Gain Offset changes each pixel to [old gray value * Gain coefficient + Offset].
- gain adjusts contrast. It should remain close to 1.
- offset adjusts intensity (brightness). It can be positive or negative.
- The resulting values are always saturated to range [0..255].
In this example, the resulting image has better contrast and is brighter than the source image.
Source and result images (with gain = 1.2 and offset = +12)
Color images have three separate gain and offset values, one per color component (red, green, blue).
Example of gain/offset applied on a color image

Normalize makes images of the same scene comparable, even with different lighting.
It compares the average gray level (brightness) and standard deviation (contrast) of the source image and a reference image. Then, it normalizes the source image with gain and offset coefficients such that the output image has the same brightness and contrast as the reference image. This operation assumes that the camera response is reasonably linear and the image does not saturate.
The reference image (from which the average and standard deviation are computed),
the source image (too bright),
and the normalized image (contrast and brightness are the same as the reference image)

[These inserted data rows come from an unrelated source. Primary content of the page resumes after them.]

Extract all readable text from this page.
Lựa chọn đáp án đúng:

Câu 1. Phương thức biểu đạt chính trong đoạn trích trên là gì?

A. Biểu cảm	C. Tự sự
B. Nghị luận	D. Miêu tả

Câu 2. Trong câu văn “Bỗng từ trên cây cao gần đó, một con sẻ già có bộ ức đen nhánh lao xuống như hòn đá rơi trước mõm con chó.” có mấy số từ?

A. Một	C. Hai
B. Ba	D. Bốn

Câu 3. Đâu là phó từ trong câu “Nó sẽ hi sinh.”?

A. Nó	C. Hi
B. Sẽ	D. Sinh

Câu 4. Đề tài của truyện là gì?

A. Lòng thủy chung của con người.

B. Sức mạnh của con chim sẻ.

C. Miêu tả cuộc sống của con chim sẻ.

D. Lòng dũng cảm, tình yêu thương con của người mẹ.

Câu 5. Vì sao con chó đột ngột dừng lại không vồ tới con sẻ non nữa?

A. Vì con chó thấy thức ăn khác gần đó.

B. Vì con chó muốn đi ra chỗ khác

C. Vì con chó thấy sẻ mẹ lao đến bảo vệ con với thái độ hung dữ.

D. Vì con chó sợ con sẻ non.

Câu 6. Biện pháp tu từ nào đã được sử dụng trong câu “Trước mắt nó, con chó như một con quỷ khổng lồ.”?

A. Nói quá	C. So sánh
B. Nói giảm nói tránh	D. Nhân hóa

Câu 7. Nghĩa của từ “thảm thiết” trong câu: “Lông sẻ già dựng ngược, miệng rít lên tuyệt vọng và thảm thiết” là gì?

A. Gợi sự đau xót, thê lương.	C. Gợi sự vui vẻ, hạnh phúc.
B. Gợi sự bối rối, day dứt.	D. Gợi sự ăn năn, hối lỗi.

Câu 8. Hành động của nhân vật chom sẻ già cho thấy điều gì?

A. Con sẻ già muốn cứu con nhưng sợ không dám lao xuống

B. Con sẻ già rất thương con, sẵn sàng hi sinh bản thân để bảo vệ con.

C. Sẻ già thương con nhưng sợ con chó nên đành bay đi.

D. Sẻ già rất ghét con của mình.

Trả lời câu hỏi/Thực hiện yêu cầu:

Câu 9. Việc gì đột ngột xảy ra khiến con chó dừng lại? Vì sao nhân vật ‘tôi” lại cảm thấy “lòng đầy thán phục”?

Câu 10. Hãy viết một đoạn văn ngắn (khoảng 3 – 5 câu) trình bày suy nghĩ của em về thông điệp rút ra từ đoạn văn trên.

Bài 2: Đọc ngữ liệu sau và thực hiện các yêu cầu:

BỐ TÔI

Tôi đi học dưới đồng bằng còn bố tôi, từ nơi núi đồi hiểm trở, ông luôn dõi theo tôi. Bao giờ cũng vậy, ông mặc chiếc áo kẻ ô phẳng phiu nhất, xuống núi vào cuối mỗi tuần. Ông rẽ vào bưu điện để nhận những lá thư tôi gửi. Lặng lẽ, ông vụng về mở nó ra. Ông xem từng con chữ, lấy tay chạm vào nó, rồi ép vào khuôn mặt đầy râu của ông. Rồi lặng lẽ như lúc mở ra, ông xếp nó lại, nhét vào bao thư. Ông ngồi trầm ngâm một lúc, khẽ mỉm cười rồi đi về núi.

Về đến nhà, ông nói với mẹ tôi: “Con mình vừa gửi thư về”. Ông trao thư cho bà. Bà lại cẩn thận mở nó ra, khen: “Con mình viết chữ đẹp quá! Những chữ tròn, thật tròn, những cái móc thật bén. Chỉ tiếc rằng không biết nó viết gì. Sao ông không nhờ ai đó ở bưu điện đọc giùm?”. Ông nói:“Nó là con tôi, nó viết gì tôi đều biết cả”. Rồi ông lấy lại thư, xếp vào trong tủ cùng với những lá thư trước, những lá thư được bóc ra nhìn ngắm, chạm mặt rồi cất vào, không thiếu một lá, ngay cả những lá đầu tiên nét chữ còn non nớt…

Uniformize compensates for non-uniform illumination and/or camera sensitivity based on one or two reference images. The reference image should not contain saturated pixel values and have minimum noise.
- When one reference image is used, the transformation is similar to an adaptive (space-variant) gain; each pixel in the reference image encodes the gain for the corresponding pixel in the source image.
- When two reference images are used, the transformation is similar to an adaptive gain and offset; each pixel in the reference images encodes either the gain or the offset for the corresponding pixel in the source image.
Example of an image uniformized with two reference images

Lut uses a lookup table of new pixel values to replace the current ones - efficient for BW8 and BW16 images. If the transform function never changes, it is best to use a lookup table.